Sections

Commentary

China and the United Nations: The Stakeholder Spectrum

September 26, 2011

Introduction: In December 2009, representatives of 192 nations—not to mention thousands of journalists, activists and business executives assembled in Copenhagen for the 15th Conference of the Parties to the United Nations Framework Convention on Climate Change (UNFCCC). The goal was to strike a new international agreement to replace the Kyoto Protocol, due to expire in 2012—one that would lead to meaningful reductions of greenhouse gas emissions. Expectations were great, and it was evident that one of the key players would be the People’s Republic of China. After all, China—the world’s largest emitter of greenhouse gases—has taken huge strides in the past decade, toughening up its environment protection laws, fighting pollution, planting forests, and investing aggressively in renewables and energy efficiency. In the lead-up to Copenhagen, China announced it would cut its carbon intensity by 40-45 percent below 2005 levels by 2020.

In the end, Copenhagen was a flop. No binding treaty covering both developed and developing countries was established, nor was a deadline set for reaching such an agreement.

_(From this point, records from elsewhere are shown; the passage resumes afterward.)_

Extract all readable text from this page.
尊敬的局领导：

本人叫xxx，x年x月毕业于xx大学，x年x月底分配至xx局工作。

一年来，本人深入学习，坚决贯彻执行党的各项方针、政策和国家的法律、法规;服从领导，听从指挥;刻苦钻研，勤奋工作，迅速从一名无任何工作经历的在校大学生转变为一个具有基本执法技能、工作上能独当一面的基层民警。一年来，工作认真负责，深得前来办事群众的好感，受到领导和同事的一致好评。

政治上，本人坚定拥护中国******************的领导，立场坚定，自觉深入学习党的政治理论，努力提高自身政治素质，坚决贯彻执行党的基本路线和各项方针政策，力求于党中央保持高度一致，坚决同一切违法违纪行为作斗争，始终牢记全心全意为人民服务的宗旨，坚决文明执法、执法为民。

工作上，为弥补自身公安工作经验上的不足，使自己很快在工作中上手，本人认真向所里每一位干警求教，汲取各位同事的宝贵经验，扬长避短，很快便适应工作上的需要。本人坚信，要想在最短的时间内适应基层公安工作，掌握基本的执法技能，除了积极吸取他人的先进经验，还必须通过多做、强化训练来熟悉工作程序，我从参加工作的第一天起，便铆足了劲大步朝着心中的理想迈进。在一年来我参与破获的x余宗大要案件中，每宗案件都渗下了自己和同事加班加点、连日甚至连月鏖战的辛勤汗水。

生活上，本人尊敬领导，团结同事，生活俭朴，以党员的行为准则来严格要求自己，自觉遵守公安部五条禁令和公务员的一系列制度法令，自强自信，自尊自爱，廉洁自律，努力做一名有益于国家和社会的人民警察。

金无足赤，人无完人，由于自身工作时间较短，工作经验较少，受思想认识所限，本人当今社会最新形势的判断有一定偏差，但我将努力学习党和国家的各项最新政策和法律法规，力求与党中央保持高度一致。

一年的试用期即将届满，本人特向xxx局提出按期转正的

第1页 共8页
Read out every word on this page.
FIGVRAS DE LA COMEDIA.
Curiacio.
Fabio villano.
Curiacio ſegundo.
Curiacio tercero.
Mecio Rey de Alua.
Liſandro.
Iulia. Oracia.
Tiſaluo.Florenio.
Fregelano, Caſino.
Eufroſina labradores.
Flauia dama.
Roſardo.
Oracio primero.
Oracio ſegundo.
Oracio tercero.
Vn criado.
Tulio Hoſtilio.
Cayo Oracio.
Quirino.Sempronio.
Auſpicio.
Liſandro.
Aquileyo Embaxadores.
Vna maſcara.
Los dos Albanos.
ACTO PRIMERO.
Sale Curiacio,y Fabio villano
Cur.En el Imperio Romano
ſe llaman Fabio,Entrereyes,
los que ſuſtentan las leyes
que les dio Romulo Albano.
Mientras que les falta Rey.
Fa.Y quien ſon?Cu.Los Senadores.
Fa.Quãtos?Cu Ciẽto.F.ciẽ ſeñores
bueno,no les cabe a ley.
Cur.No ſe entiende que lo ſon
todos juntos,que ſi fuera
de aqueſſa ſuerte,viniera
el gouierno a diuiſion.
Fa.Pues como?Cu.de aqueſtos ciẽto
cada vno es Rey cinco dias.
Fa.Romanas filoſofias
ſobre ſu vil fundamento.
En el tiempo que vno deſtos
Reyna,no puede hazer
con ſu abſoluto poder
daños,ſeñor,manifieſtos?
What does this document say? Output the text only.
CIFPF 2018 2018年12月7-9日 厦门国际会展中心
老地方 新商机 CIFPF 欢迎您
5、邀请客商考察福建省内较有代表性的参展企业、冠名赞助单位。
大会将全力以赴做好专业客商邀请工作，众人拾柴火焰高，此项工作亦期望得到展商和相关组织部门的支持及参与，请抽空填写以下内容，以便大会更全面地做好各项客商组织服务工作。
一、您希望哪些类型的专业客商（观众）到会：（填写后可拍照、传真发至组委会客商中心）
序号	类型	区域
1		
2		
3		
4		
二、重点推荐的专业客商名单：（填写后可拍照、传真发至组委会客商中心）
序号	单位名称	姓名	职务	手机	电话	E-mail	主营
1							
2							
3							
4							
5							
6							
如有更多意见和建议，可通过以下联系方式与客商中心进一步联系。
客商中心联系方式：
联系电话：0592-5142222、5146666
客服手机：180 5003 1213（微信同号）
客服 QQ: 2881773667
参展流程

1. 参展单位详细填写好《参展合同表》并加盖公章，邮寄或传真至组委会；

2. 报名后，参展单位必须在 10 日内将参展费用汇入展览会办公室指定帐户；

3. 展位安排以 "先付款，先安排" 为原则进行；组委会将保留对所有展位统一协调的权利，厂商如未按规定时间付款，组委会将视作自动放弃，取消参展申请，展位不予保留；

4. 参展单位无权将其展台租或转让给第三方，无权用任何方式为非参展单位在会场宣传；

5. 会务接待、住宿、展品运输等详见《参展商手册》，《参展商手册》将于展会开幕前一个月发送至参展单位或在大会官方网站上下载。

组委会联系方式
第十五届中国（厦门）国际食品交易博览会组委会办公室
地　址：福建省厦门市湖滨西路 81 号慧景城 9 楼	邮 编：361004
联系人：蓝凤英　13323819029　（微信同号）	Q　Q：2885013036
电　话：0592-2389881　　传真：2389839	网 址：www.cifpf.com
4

No global target for 2050 was created. Major emitters reached an accord that committed the world to halting the rise in global temperatures to two degrees Celsius, but the measures it contained were insufficient to deliver that outcome.

There were many reasons for the disappointment of Copenhagen, but in the public mind at least, China bore a good deal of responsibility. Beijing’s aversion to quantifiable commitments led it to oppose one that didn’t even apply to China directly, namely the critical pledge that by 2050 rich countries would cut emissions by 80 percent compared to 1990 levels. China and other high-emitting developing states opposed the principle of international verification, agreeing only to “international consultations and analysis.” The Chinese argued for removing references to Copenhagen as a way-stage on the path to a legally binding treaty. China’s representatives hardly acquitted themselves well in the conference venue either, with Premier Wen Jiabao dodging important meetings with U.S. President Barack Obama and sending a more junior official instead. Britain’s then-Climate Change Minister, Ed Miliband, called China out on its behavior, leading China’s Foreign Ministry to reply: “The remarks against China by an individual British politician contained obvious political schemes to shirk responsibilities toward the developing countries and provoke discord among the developing countries.” That politician is now Britain’s alternative Prime Minister. A widely-cited article in The Guardian was headed: “‘How do I know China wrecked the Copenhagen deal? I was in the room.”

China’s predicament in Copenhagen illustrated in miniature many of the features of China’s awkward relationship with the United Nations: the high hopes; the genuine, often startling, progress; the continuing disconnect between China’s weight and its strategy; the conflicting desires to be seen as a great power and a poor country; the tacking between arrogance and uncertainty; and the hurt feelings on both sides when expectations are crushed. Copenhagen put the following question in front of the international community: how far has China progressed toward achieving the status of a ‘‘responsible stakeholder,’’ urged on it by then-U.S. Deputy Secretary of State Robert Zoellick in 2005?7 Examining China’s approach to the UN could help answer that question. The research for this article, which was supported by the Australia—China Council, included two dozen confidential interviews conducted in 2009 and 2010 in Beijing, New York and Washington, D.C.